パーソナリティ障害とは?
パーソナリティといえば、一般的に「個性」「人格」「人柄」など、その人の心の特性を表す言葉として、よく使われますよね?
人は、生まれ育った国・地域や、家庭環境などによって、そのパーソナリティは異なるものになるといえます。さらに、同じ家庭に育ったとしても、同じパーソナリティになるとは限りません。
このように、パーソナリティは、成長の過程のさまざまな要因によって構築されると考えられているのですが、その人のパーソナリティが、属する文化から偏っていることによって、他者との違いに苦痛を感じる、社会や職業の上で障害となる場合、パーソナリティ障害という診断が下されます。
パーソナリティ障害自体は、薬物や身体疾患によるものではなく、人格的な偏りの1つと考えられているのですが、他者や社会との間で生じる軋轢によるストレスから、他の精神疾患を引き起こすという性質があります。

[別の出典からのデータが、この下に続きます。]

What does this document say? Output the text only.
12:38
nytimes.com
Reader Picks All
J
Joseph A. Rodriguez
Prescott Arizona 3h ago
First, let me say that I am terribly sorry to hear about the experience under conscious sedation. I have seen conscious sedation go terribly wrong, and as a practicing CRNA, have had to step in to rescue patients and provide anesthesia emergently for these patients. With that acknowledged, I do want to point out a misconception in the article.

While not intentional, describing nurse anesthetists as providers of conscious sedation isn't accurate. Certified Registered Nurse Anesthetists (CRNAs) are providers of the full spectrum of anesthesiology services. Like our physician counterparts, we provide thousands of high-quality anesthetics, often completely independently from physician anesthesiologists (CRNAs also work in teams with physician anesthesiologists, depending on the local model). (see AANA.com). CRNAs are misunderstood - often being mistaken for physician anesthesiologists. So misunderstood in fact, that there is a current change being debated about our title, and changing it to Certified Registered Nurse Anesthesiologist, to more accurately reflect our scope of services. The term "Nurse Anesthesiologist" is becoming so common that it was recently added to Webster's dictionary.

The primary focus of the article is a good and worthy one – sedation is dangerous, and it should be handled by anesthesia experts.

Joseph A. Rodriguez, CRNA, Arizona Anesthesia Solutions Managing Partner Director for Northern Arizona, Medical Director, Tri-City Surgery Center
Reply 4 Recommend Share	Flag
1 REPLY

そして、そのパーソナリティ障害の特徴として、3つの”P”が上げられます。
Pathological(病的である)
正常の範囲から外れている。
Persistent(持続的である)
成人期早期(20歳前後)までには始まり、少なくとも5年間以上は頻繁に現れる。
Pervasive(広範である)
複数の対人関係や、仕事、家庭などのさまざまな状況に現れ、役割に限定されることがない。
パーソナリティ障害の3つの分類
パーソナリティ障害は、大きく3つのカテゴリに分けられるのですが、そのカテゴリごとにさらにタイプが分かれます。ここでは、アメリカ精神医学会の診断基準となっている10のタイプを紹介します。
A群~奇妙で風変りなパーソナリティ
ジゾイド(統合失調質)パーソナリティ障害
他者への関心が乏しく、感情表現の範囲が限定されるのが特徴。
非社交的で、社会的な関係を築くのが難しい。
統合失調型パーソナリティ障害
言動や行動が奇妙で風変わりで、適切さに欠くのが特徴。
感情の幅が狭く、急に他者との親密な関係を不快に感じることがある。
妄想性パーソナリティ障害
不信感や猜疑心が強いのが特徴。
他者の言動や行動に強い悪意を感じる。
B群~演技的で移り気なパーソナリティ
演技性パーソナリティ障害
他者の注目を集めるための、派手な外見や演技的な行動が特徴。
オーバーな感情表現がみられる。
境界性パーソナリティ障害
不安定な感情や衝動的な行為が特徴。
対人関係や自己像も不安定になりやすい。
自己愛性パーソナリティ障害
他者から賞賛されたいという欲求が強い反面、他者への共感の欠如が特徴。
自己評価へのこだわりが強く、態度が傲慢で尊大。
反社会性パーソナリティ障害
衝動的で向うみずな、反社会的な行動が特徴。
他者の権利を無視したり、侵害することがしばしばある。
C群~恐怖心が強い内向的なパーソナリティ
依存性パーソナリティ障害
他者への依存心が強いのが特徴。
孤独に耐えられず、他者と従属的な関係に陥りやすい。
回避性パーソナリティ障害
他者からの否定的な評価に過敏に反応しやすく、自己に対する強い不安や緊張が特徴。
困難な状況や、他者との密な接触を回避する傾向にある。
強迫性パーソナリティ障害
完全主義で、秩序を保つことへの強い執着が特徴。
融通がきかないことから、非効率的な状況にあっても譲ることができない。